裏返すと、AI 利用を禁止して理解を担保しようとする設計は筋が悪いということでもあります。禁止は試行速度を下げる一方で、理解しているかどうかは結局測れていません。測るべき対象は生成のプロセスではなく、生成物を説明できるかどうかです。
Writing with AI: 出力の責任まで扱う
新設された「Writing with AI 研修」は、コード以外のアウトプットを対象にしています。

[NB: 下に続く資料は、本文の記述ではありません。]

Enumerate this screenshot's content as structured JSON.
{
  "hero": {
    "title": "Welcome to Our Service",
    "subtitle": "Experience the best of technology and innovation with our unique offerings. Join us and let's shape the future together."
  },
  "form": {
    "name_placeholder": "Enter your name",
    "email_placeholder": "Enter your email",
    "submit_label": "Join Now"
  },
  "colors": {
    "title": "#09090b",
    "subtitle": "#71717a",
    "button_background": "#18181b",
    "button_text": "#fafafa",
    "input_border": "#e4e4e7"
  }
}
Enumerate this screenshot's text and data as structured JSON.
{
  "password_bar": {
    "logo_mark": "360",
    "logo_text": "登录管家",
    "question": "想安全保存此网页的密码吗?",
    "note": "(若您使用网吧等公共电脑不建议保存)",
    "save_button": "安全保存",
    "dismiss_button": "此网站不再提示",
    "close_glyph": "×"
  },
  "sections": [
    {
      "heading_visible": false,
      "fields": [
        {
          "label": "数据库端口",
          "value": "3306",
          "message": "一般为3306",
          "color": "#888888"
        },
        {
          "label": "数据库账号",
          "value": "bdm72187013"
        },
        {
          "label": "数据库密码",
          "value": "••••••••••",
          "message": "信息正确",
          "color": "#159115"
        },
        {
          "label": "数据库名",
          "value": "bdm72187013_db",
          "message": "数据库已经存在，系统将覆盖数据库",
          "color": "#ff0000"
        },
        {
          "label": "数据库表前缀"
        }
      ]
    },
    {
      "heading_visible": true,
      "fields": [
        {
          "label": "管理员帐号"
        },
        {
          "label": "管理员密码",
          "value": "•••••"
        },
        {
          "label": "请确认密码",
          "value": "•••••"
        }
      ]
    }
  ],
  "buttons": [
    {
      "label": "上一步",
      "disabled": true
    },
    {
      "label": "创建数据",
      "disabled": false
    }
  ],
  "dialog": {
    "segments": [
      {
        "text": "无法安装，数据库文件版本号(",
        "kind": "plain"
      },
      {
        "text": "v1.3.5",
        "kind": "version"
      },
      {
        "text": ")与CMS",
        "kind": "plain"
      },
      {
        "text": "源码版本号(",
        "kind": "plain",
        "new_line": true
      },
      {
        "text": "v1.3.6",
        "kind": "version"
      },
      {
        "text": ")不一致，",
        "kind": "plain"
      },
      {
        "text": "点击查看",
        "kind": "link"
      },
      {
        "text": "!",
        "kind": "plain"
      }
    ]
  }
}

- 設計ドキュメント、技術ブログといったアウトプットの価値を再定義する
- 生成 AI を用いた執筆プロセスを体験する
- ハルシネーションのチェック、ファクトチェックの手順を扱う
- 正確性・独自性・発信責任を教育する
コード生成の検証は「動くか」「安全か」で判定できますが、文章は判定基準が曖昧になりがちです。ここを研修科目として明示的に立てている点は、他社が見落としやすい部分です。技術ブログや障害レポートを外部に出す組織であれば、そのまま輸入する価値があります。
自社に移すときの判断ポイント
公開された構成から取り出せる設計判断を、実行順に並べます。
- AI 科目を「原理」と「使いどころ」に割る
- 原理 (ML / LLM / エージェントの構造) は独立科目で 1 日から 2 日
- 使いどころは既存の各科目へ 1 セクションずつ埋め込む
- 独立科目だけで完結させると、配属後に定着しない
- 評価ルーブリックに「自力説明」を絶対条件として入れる
- 課題制作では AI 活用を推奨する
- レビュー・発表会では生成コードのロジック、脆弱性、計算量を自力で説明できるかを問う
- 生成の可否ではなく、説明の可否で線を引く
- 基礎原理を AI 活用より前に置く
- 内部構造のハンズオンを先に通す
- 順序を逆にすると、検証フェーズで使う判断基準が育たない
- 文章アウトプットもカリキュラムに含める
- 仕様書、設計書、障害レポートでの AI 活用とファクトチェック手順
- コードだけを対象にすると、外部発信の品質管理が抜ける
なお、AI だけでは解けない課題を意図的に残す設計も含まれています。Git Challenge、TRPG 形式のインシデントハンドリング研修、セキュリティの攻撃 / 防御ハンズオン。構造的・対話的な状況判断を伴う課題は、生成で片付かないため、トラブルシューティング能力の訓練枠として機能します。
限界と未検証の領域
この研修構成を評価するうえで、現時点で結論が出ていない点も明示しておきます。
- 長期的な成果は未検証: AI 共創研修を受けた 2026 年卒メンバーが、コードレビュー通過率・障害対応力・自走速度で既存メンバーとどう差がつくかは、1 年から 2 年の追跡が必要です。公開資料の時点では測定されていません
- ガバナンスとの接続が課題: 研修のハンズオン環境と、実プロダクト開発で使う AI 環境では、データ学習防止や機密情報の取り扱いルールが異なります。ここの擦り合わせは各社の設計事項として残ります
- 教材の風化リスクはゼロにならない: 基盤概念に軸を置く設計で緩和されてはいますが、各科目に埋め込んだ「実務での AI 活用例」の部分は、ツール世代の交代に伴う更新が前提になります
自社へ移植するときは、これらを「MIXI で解決済みの問題」と見なさず、自組織で解く前提を置くのが安全です。
まとめ
- MIXI は 2026 年度新卒技術研修の全 12 科目を公開し、AI 共創を独立科目と既存科目の両方に配置した
- 独立科目 2 日間は ML / MLOps と LLM / エージェント構築の 原理 を扱い、教材の寿命を伸ばしている
- 既存 11 科目には「実務でどう使うか」を埋め込み、ツール知識を開発プロセスへ接続している
- 育成構造は「基礎原理の自力理解」「AI による実装加速」「査読・検証・説明責任」の 3 層で、この順序に意味がある
- 演習では AI 利用を推奨し、評価では本人単独の説明を求める分離が、理解なき丸呑みを構造的に防ぐ
- Writing with AI 研修により、コード以外のアウトプットの正確性と発信責任まで対象化している
- 長期的な成果、社内ガバナンスとの接続、教材更新の運用は各社が自前で解く領域として残る
研修設計を見直す立場であれば、教材そのものより AI をどの階層に置くか の判断を先に決めることをおすすめします。科目を足すか、既存科目に溶かすか。この一手で、配属後に残るかどうかが決まります。